Dan benar. Sepanjang perjalanan laut dari Sukamakmur ke Singkil, adalah perjalanan yang sangat mendebarkan. Speedboat berdentum-dentum sangat keras digoncang angin dan ombak. Tidak seperti saat berangkat dari Haloban tadi siang, goncangan-goncangan yang sangat kuat seperti tidak memberi kesempatan kami bernafas dengan tenang. Bahkan tiba-tiba saja speedboat berhenti di tengah laut. 

"Ada apa, Pak?" Tanya saya pada driver.
"Ombak dari samping kanan samping kiri, angin kencang dari depan dari belakang." Jawabnya. Nafasnya terengah-engah. Tapi wajahnya tetap menunjukkan ketenangan. Atau dia berusaha untuk tetap tenang. 

Seisi speedboat diam. Orang-orang yang tadinya mengobrol juga diam. Saya yang di sepanjang perjalanan nyaris tidak pernah berhenti membaca salawat, semakin khusyu membacanya. Juga doa Nabi Nuh. Bismillahi majreeha wamursaha, inna robbi laghafuurur rohiim. Mbak Ully yang agak tidak sehat karena kelelahan, nampak pucat wajahnya, meski berusaha tenang. 

Diam-diam saya melirik tumpukan pelampung di bagian belakang speedboat. Sebelum berangkat tadi driver bilang, pelampung yang ada sudah banyak yang rusak. Pelampung itu hanya mampu bertahan sekitar satu jam di dalam air. Artinya, bila terjadi keadaan darurat, orang yang mengenakannya hanya bisa terapung selama sekitar satu jam. Selebihnya, bila pertolongan tidak segera tiba, wallahu a'lam.

"Tenang, Bu. Tidak apa-apa, kita jalan lagi, pelan-pelan." Kata driver, seperti memahami kegalauan saya. 

Perjalanan dari tempat kami berhenti menuju ke Singkil masih satu jam lagi. Tidak lama. Tapi cobalah, Kawan, cobalah menumpang speedboat atau kapal kecil atau perahu pada saat laut tak terlalu bersahabat. Angin kencang dan ombak yang menampar-nampar speedboat seperti menampar-nampar ketahanan kita. Hidup serasa di ujung tanduk. Dan waktu begitu lamanya berjalan. Bahkan seperti diam tak beranjak.
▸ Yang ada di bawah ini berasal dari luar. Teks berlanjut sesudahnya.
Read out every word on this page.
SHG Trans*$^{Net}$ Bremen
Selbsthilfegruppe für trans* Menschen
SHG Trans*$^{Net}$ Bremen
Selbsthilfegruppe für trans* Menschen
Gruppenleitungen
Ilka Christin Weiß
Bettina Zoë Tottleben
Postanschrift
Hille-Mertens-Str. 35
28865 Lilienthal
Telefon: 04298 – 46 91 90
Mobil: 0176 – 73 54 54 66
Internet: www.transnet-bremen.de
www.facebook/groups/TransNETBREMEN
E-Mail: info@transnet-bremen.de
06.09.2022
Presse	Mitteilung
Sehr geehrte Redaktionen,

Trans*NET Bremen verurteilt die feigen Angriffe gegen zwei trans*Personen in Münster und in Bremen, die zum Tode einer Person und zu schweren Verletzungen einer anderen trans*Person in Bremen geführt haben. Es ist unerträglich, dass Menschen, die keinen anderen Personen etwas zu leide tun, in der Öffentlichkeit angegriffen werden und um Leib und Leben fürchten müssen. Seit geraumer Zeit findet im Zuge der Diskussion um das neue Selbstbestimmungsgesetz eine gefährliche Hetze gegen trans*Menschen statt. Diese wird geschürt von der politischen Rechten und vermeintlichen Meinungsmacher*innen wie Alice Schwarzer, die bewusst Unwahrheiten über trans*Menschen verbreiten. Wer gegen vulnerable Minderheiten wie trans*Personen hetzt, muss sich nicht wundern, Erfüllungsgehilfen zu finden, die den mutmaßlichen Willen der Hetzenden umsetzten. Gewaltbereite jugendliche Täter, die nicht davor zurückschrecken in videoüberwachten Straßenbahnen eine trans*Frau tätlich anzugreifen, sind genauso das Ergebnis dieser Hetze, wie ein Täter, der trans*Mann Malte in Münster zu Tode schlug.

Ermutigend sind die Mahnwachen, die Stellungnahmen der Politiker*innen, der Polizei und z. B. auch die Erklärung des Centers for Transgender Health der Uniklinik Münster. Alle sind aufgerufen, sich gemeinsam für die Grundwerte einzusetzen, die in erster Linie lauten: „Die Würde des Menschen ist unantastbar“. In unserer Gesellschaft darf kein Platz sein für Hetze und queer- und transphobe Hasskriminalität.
Akhirnya, kelegaan pun tiba. Pantai di depan mata. Warung di pinggir dermaga sudah nampak. Syukurlah. Cukup sudah ujian mentalnya hari ini. Wajah kami semua cerah. Mbak Ully yang semua sakit seperti sembuh total. Sehat seperti sediakala. Apa lagi saat segelas kopi panas ada di depan hidungnya. Aroma harum kopi aceh seolah mengembalikan semangat yang sempat porak-poranda dihempas badai laut beberapa waktu yang lalu. Nyawa kembali utuh. 

Besok, waktunya kembali ke Surabaya. Tempat kami mengisi hari demi hari bersama keluarga, kolega, dan mahasiswa. Hidup begitu berarti saat kita berusaha terus untuk memberinya arti. Bismillah. Amin.